This decision was starkly contrasted by the US Internal Revenue Service (IRS) declaring that Bitcoin was in fact a property, and should be treated as a property for taxation purposes rather than as a currency. Germany is clearly taking the contrary view and has decided to treat Bitcoin as a currency. While the US IRS decision makes a certain level of sense when you view Bitcoin as an investment it intrinsically would make purchasing a pizza unwieldy and cumbersome from a tax reporting perspective. It would be necessary to record the price you bought each bitcoin, at the price you bought it, then record the price of the bitcoin as you used it to buy the pizza and then declare the difference, to account for, a potential liability to Capital Gains Tax.
The decision to treat Bitcoin as a currency allows users to treat it as a currency [which they already do] and to spend it without taxation worries; businesses then record it for taxation purposes within their Profit and Loss accounts. Germany has clearly taken the decision to step back and allow the currency to develop. The developing power of Bitcoin, with more and more retailers coming to accept it, means that Governments are moving to decide how to treat it. The status of Germany as a rather conservative financial leader, within the European Union, will be taken as a strong signal. The US and Germany have taken decisions about how to treat Crypto as other countries opt to just sit back and wait.

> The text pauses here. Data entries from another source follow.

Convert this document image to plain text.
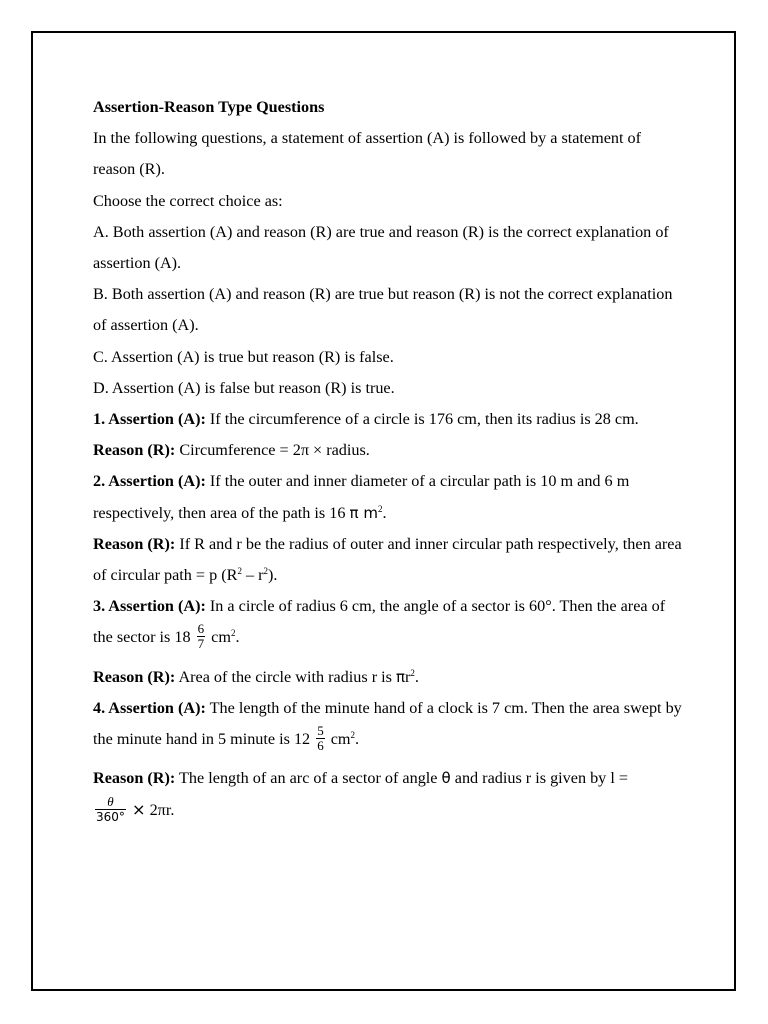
Assertion-Reason Type Questions

In the following questions, a statement of assertion (A) is followed by a statement of reason (R).

Choose the correct choice as:

A. Both assertion (A) and reason (R) are true and reason (R) is the correct explanation of assertion (A).

B. Both assertion (A) and reason (R) are true but reason (R) is not the correct explanation of assertion (A).

C. Assertion (A) is true but reason (R) is false.

D. Assertion (A) is false but reason (R) is true.

1. Assertion (A): If the circumference of a circle is 176 cm, then its radius is 28 cm.

Reason (R): Circumference = 2π × radius.

2. Assertion (A): If the outer and inner diameter of a circular path is 10 m and 6 m respectively, then area of the path is 16 π $m^2$.

Reason (R): If R and r be the radius of outer and inner circular path respectively, then area of circular path = p $(R^2 - r^2)$.

3. Assertion (A): In a circle of radius 6 cm, the angle of a sector is 60°. Then the area of the sector is $18 \frac{6}{7} cm^2$.

Reason (R): Area of the circle with radius r is $\pi r^2$.

4. Assertion (A): The length of the minute hand of a clock is 7 cm. Then the area swept by the minute hand in 5 minute is $12 \frac{5}{6} cm^2$.

Reason (R): The length of an arc of a sector of angle θ and radius r is given by l =

$\frac{\theta}{360^\circ} \times 2\pi r$.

In the months following the German announcement of Bitcoin as ‘private money’, the United Kingdom has also taken a similar stance. Her Majesty’s Revenue and Customs, after learning more about Bitcoin, decided to scrap previous plans to enforce a VAT and treat Bitcoin as ‘private currency’. America risks being left behind in the Bitcoin regulatory sphere as Europe has taken a clear lead. A Texan Congressman plans to change the US IRS’s decision to treat Bitcoin as a property.
Perhaps, cryptocurrencies are now seen to be moving beyond their perceived shady links with ‘The Silk Road’. The head of Japan’s central Bank, Haruhiko Kuroda, has pointed out that in his opinion in order for Bitcoin to have a future as a recognized currency, it must establish that it can be a stable and reliable medium of exchange in the aftermath of recent scandals and constant price fluctuations. Germany, has significantly greater experience of privately issued currencies than many other nations so their legal system has experience of handling them. It is difficult not to view this recognition as a very positive development and it will be interesting to see how the market will respond. The recent rumours circulating from The PBOC had a dramatic effect on Bitcoin price so we can reasonably expect good news of this magnitude to affect Bitcoin value positively. The cryptocurrency world is now moving from strength to strength. We’ve taken the hits and perhaps it is now time to benefit from rewards. Germany is leading the way, other countries, at least in the EU, will choose to follow. A good Day.